My Chat GPT Guiding Principles

As I explore Chat GPT, I teach and share these insights with others. I love teaching and coaching because I can transfer my experiences to help others. But it also generates fantastic questions, often from points of view I hadn’t yet considered.

So, in the interest of the sharing I’ll be doing within The Chat GPT Experiment, I want to share some fundamental principles I’ve been using when teaching others to use the bot:

  1. Amazing Instrument – While A.I. officially stands for “artificial intelligence”, I choose to change the narrative and refer to it as an “amazing instrument.” Why? Artificial intelligence scares people just like computers and technology can scare people. Not in a Stephen King kind of way but in a “that’s over my head and I don’t understand it” kind of way, like me staring at a sheet of music. I can’t read it, and I don’t get it. So, changing the definition to an ‘amazing instrument’ helps folks to see that this Chat GPT tool is just something you can simply learn to use at your own pace and for your own reasons.
  2. Patience – Let the cliches begin. You didn’t learn to ride a bike, play piano, or hit a baseball on day one. You had to try, fail, learn, and try again. Same with Chat GPT. Don’t be pressured into thinking you need to know it all, do it all, and understand it all from the beginning. Just try things and see how it goes. Give yourself permission to fail or not know what the heck you’re doing at first.
  3. There Are No Experts – This is a big one. Chat GPT and learning bots are too new and too much is changing daily for anyone to say they are an expert. There are simply people who have played with it more, that’s all. Sure, some engineers and coders are doing amazing things with A.I. in general, but that’s our world. Just because you can’t build a computer or code software doesn’t mean you can use a laptop, right? The same goes with Chat GPT. Especially in these early days (As I write this, we are still in year 1 of the public release..it’s in the infancy).
  4. Set The Conditions – As you dive in, tell the bot the goal and be specific. Be as granular as you can be. If you’re writing, be sure to tell it who the audience is, who you are, and the style you like to write. If you’re using it to build a social media calendar, give it the same details you’d provide an intern or assistant helping you do the same task. For tips on how I’ve used conditions and details, check out my article on custom instructions.
  5. Use Plugins – As I write this, two versions of Chat GPT are available for public use: Version 3.5, which is free for public use, and Version 4, which is a paid model. Version 4 also has a plugin library to use with the bot. I have found this library to be incredibly valuable and almost essential for the work I do daily. Much like using apps on a cell phone, the plugin library is full of programming add-ons that allow you to enhance the bot’s functionality. I’ve used plugins to read and analyze websites, scan and analyze PDF, and pull text summaries from YouTube videos.
  6. Explore Perspectives – Depending on why you’re using the bot, perspectives may play a critical role in content development and data analysis. Giving the bot the perspective of another person, such as a customer, a business owner, a family member, a co-worker, etc., will allow it to provide insight and observations from that person’s point of view. I’ve used perspectives to build marketing messages, analyze websites for areas to improve, and even role-play ahead of a difficult conversation I had to have.
  7. You’re The Key To This – To build on the “amazing instrument” theme, Chat GPT is only as powerful as the data you give it. Your insight, experience, guidance, goals, feedback, and more is the key to the bot being of any value in your daily work. This technology needs human interaction and instruction.
  8. Remember, This Is Public – The bot is built to collect, share, and analyze vast data.
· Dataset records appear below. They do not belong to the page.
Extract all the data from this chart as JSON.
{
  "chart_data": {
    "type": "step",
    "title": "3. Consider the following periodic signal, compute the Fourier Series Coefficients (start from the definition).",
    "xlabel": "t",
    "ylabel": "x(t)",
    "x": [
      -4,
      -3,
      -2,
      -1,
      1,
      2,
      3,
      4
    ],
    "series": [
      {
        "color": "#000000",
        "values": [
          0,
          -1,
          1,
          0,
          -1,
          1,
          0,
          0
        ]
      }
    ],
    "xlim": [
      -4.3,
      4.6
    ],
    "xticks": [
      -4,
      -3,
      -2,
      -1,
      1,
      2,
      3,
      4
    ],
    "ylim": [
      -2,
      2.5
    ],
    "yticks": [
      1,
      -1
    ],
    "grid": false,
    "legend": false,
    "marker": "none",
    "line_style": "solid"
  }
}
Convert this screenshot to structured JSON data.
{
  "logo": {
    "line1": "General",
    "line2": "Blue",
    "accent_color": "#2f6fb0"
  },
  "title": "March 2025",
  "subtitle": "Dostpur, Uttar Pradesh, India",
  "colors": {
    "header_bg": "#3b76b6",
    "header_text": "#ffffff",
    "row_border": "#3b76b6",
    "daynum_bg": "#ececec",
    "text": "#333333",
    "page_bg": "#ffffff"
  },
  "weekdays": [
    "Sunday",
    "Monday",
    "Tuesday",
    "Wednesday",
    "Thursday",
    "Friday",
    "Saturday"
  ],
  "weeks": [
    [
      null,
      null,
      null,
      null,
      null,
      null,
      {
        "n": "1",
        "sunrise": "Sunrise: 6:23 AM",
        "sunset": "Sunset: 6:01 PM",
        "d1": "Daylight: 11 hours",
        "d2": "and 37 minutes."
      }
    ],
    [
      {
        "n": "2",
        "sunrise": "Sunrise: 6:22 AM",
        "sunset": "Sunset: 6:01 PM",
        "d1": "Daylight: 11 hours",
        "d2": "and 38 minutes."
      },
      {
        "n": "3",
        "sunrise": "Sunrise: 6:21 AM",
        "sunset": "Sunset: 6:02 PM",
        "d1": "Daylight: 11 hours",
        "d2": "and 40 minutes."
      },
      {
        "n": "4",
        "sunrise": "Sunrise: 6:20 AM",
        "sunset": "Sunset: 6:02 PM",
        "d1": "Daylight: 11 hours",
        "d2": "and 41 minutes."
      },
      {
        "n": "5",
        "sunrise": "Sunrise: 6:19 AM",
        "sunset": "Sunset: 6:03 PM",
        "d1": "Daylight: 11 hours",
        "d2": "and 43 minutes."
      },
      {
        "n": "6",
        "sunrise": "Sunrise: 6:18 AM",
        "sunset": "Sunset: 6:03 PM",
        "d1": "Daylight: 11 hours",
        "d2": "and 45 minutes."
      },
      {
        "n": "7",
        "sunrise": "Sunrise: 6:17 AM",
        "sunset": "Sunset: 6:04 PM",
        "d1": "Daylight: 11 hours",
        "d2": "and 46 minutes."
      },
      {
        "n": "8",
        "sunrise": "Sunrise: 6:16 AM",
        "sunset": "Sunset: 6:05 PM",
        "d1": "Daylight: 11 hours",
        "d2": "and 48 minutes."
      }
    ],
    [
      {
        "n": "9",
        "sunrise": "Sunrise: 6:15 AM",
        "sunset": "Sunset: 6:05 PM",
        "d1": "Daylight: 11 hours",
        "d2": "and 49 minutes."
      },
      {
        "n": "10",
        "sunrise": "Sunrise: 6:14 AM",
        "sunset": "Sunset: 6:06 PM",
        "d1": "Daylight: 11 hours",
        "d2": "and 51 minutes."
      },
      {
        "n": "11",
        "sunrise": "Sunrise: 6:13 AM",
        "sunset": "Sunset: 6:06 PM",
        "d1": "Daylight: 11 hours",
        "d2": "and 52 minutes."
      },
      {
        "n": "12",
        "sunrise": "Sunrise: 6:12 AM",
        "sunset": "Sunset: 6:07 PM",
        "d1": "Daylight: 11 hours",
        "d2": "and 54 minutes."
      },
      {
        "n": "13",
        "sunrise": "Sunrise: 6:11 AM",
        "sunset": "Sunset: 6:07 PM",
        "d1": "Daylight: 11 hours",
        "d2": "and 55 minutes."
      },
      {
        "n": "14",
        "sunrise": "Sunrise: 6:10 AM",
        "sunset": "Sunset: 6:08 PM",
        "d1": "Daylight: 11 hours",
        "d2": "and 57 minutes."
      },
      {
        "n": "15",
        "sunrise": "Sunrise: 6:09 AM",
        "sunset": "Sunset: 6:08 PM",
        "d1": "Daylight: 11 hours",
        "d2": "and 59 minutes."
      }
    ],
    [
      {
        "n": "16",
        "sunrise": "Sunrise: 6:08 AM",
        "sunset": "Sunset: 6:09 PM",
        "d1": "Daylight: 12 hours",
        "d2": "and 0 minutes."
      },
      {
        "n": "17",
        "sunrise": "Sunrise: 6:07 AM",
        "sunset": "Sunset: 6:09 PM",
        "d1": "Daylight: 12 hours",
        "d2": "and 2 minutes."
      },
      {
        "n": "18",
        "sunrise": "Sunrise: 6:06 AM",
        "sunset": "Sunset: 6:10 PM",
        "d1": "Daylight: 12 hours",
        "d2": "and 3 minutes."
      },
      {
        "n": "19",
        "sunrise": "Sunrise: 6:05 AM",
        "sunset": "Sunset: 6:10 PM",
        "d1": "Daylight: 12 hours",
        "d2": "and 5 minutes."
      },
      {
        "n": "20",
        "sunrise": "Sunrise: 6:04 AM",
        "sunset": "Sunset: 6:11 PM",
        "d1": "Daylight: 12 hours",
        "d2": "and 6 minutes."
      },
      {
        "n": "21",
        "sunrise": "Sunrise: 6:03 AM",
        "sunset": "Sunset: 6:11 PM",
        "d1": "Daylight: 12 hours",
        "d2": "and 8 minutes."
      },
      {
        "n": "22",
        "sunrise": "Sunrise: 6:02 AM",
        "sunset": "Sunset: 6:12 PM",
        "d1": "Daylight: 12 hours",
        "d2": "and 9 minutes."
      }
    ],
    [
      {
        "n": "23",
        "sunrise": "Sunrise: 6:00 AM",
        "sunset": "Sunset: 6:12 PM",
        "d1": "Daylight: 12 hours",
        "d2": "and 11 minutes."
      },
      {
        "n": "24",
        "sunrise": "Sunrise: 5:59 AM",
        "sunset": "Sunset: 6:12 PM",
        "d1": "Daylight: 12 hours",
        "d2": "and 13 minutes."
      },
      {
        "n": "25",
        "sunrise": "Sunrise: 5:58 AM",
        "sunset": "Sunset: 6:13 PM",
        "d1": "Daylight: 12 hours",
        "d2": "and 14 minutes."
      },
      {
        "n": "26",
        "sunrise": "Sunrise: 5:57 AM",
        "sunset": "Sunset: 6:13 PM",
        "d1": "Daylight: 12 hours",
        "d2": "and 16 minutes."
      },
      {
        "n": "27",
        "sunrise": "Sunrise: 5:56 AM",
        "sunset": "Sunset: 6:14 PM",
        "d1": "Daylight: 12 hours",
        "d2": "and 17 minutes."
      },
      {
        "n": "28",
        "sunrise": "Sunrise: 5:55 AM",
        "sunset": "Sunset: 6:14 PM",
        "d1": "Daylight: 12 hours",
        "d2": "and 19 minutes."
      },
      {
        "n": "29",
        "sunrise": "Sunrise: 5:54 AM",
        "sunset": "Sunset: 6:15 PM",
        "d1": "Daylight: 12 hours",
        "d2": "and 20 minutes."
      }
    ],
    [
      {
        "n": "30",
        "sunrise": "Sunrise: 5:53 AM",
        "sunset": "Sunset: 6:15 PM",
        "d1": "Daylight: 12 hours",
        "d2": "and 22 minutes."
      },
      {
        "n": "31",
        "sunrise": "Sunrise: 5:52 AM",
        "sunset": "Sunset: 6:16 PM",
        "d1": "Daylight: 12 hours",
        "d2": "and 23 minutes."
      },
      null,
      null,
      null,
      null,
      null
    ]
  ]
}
But it’s not private. So what you give it becomes part of that public mound of information it uses to drive its engine. Don’t put sensitive data into the bot. Don’t feed private financial information, your client’s medical information, company secrets, etc. into the bot. A tremendous amount of legal analysis will come from using tools like ChatGPT, and all those rules are yet to be defined. But the general rule of thumb is – if the information is private in your daily life, keep it away from the bot.
  9. Find Your Lane – How I use it may not be at all how you use it. You may be a website coder or a video producer. You may be a data analyst, or you may be a teacher. There’s a place for this bot to help in so many ways that there’s no one-size-fits-all approach.
  10. Be Curious – Ultimately, your greatest asset will be your ability to remain forever curious. Explore, try, share, and teach. The more you interact with Chat GPT and others using it, the more ways you’ll find to use – and not to use- to best fit your needs.